# Animal Prints...talk about revolving door fashion!



## speakerpunk (Aug 19, 2005)

I love leopard.  Shamelessly.  Blue, screaming pink, acid green... even traditional brown.  I love that it goes in and out of fashion so much that it's become a classic.  Anyone else just love the essential animal print piece?  I think my fav accessory is a Fendi Ostrick bag in a leopard print with a patent black leather handle...got it for a song


----------



## martygreene (Aug 20, 2005)

My boyfriend's ex-girlfriend (who is an amazing woman and I love her) made a pink leopard print suit jacket for him. He took it on tour with him two summers ago, and it disappeared. We have absolutely no clue where it went. I suspect it got lost when their cartop carrier somehow dislodged itself from the roof of the vehicle and spread their belongings along the interstate. That or it got left backstage somewhere.


----------



## devilgirl17 (Aug 20, 2005)

I've never personally been a huge fan of animal prints, but I have to say I would give my right arm for the fabulous coat that Angelina Jolie is wearing here:





It all matters on your personality.
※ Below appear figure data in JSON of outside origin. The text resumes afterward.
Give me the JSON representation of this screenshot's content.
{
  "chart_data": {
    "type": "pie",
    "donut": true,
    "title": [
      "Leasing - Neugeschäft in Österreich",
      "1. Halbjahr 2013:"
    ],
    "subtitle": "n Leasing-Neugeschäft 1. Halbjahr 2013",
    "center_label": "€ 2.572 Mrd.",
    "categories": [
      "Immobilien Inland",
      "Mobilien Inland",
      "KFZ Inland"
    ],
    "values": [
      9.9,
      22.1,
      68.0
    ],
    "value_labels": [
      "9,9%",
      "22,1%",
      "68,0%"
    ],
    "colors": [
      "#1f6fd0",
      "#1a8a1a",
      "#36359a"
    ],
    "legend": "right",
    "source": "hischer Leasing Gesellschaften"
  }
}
If you love it, rock it.


----------



## beautifulxdisaster (Aug 20, 2005)

I like zebra prints


----------



## Turbokittykat (Aug 21, 2005)

Oh yes! I probably should know better at my age, but I can't resist animal print, especially in bright colours.

I saw a load of luggage and accessories in bright pink leopard fabric in a surf shop this evening and I'm seriously considering returning when the store is open!


----------



## Miss_MAC (Aug 27, 2005)

im not a fan of bright colored animal prints, they look too fake to me, but the classic animal prints are hot, in moderation of course...and ITA that leopard print trench is FAB! I would totally rock that if it didnt cost a fortune!


----------



## mac_obsession (Sep 5, 2005)

heh im just a camo girl...no animals


----------



## clockworkrose (Oct 6, 2005)

I LOVE LOVE LOVE leopard and zebra in pretty much any colour. This winter I'm going to spend my free time making a leopard-print fuzzy coat and about 23894787636 leopard or zebra-print skirts of diff. colours. It's funny...when I walk into a store, my eye automatically scans for anything animal printed, and I zero in on it....then everything else.


----------